Pipas

Aprendeu a deitar sobre a grama com o pai. Aos 2, pouco se importa com os insetos que às vezes ali aparecem e confia na fofura do gramado, tanto que não são incomuns os mergulhos seguidos de uma ou outra testada no chão verde. Nem vermelho fica. E, de tão acostumado, Emanuel se deita no jardim ao lado do pai grande-gigante, como ele diz, enche a roupa de mato seco e assim, olhando para cima, depara-se com o céu azul clarinho. Nele, vê aviões enormes, outros pequenininhos, pássaros voando baixo, pertinho, urubus voando bem altão; vê pipas dançando e nuvens em forma de jacarés e dinossauros. E depois enjoa, vira de bruços sobre a grama e volta a brincar feliz. Levanta, corre, joga bola, bolinhas, empurra o caminhão de brinquedo, mexe com água, com a motoca plástica, o violãozinho desafinado, depois com as plantas, sente o cheiro, sente o vento, molha-se todo e logo seca sobre o mato seco. E nem precisa estar seco para mergulhar de novo e, novamente deitado, fascinar-se com a Lua que, embora popularmente conhecida pela noite, vive a nos visitar brilhante durante o dia em dias de céu azul clarinho, desses ótimos para empinar.

Quando pequeno, aprendi a fazer pipas com meu pai. E ainda me lembro bem da configuração das varetas de bambu ajeitadas com uma linha e colagens de papel de seda. Pudera, o desafio proposto pela escola era justamente esse: erguer uma pipa feita à mão. Na ocasião, o avô do Emanuel fazia as vezes de pai sob um céu muito parecido: azul clarinho, grandão, com pipas dançando e nuvens em forma de jacarés e dinossauros. Memórias de uma infância feliz, dos shows à família na sala com direito a sanfoninha e fone de ouvido, das manhãs de domingo no clube, viagens ao sítio enrolado em cobertas, dos pacotes de figurinha que papai me entregava ainda de terno e times de botão espalhados no chão da cozinha. O pai da época, que hoje faz as vezes de avô, era grande-gigante, fascinante quando visto de baixo para cima.

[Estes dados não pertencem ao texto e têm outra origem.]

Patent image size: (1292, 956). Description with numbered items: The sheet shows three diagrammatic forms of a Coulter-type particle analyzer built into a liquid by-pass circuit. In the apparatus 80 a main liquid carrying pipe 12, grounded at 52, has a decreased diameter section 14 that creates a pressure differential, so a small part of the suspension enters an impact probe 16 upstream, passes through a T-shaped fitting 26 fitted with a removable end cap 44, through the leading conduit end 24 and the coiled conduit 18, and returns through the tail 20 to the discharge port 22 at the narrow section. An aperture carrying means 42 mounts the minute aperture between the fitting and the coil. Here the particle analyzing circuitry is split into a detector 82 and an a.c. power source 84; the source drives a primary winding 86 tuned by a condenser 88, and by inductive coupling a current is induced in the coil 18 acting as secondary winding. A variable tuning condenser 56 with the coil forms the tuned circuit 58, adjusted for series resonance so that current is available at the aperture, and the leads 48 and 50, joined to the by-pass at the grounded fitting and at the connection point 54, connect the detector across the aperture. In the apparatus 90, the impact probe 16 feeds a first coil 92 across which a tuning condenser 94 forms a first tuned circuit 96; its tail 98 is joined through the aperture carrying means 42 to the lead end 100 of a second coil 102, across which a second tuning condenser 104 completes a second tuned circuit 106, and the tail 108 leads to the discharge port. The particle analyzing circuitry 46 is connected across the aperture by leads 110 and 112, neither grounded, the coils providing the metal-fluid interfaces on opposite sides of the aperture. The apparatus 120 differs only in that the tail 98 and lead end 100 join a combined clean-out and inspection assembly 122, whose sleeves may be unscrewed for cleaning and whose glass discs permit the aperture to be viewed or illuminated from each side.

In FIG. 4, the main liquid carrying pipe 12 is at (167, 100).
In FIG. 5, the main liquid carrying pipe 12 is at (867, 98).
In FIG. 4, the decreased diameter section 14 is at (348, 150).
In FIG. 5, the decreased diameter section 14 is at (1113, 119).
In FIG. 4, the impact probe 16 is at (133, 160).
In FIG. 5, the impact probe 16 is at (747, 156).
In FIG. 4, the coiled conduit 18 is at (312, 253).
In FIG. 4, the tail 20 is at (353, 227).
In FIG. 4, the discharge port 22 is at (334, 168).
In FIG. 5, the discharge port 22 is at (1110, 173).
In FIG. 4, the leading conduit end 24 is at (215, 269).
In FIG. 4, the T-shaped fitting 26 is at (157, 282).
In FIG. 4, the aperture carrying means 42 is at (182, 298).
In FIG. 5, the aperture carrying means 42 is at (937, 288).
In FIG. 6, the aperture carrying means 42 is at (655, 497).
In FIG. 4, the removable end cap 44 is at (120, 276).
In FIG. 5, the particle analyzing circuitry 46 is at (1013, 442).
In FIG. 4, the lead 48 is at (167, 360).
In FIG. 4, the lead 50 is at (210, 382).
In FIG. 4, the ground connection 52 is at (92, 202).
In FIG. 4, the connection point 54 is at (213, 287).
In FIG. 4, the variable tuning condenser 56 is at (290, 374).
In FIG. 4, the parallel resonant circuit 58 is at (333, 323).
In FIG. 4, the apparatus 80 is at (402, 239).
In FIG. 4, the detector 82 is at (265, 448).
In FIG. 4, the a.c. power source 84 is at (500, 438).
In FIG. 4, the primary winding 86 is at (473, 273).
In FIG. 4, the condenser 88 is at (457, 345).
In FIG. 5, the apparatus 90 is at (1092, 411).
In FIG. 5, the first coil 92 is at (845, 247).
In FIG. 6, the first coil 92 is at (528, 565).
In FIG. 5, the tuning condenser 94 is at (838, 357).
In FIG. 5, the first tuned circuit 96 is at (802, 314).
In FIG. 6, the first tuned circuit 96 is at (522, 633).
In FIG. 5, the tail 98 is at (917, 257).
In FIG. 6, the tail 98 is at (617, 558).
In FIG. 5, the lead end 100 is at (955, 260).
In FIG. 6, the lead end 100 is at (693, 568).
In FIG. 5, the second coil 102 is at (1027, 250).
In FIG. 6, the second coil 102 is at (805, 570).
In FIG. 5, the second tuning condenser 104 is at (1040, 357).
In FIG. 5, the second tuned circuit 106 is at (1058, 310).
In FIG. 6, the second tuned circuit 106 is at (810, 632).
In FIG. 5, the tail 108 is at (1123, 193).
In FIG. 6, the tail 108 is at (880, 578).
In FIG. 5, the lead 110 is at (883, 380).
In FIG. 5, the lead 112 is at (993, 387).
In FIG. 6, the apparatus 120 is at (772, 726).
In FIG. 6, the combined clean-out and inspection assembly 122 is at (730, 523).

Há pouco, ainda dormindo, Emanuel perguntou à mãe se ela via as pipas. No sonho dele, certamente dançava num céu azul clarinho a pipa do herói grande-gigante que, como pai, eu me tornei na mente do Emanuel. Saí do quarto rezando para que seja mais uma dessas pipas que voam eternamente, como já há três décadas voa em minhas lembranças a pipa feita por meu pai na escola, meu herói grande-gigante.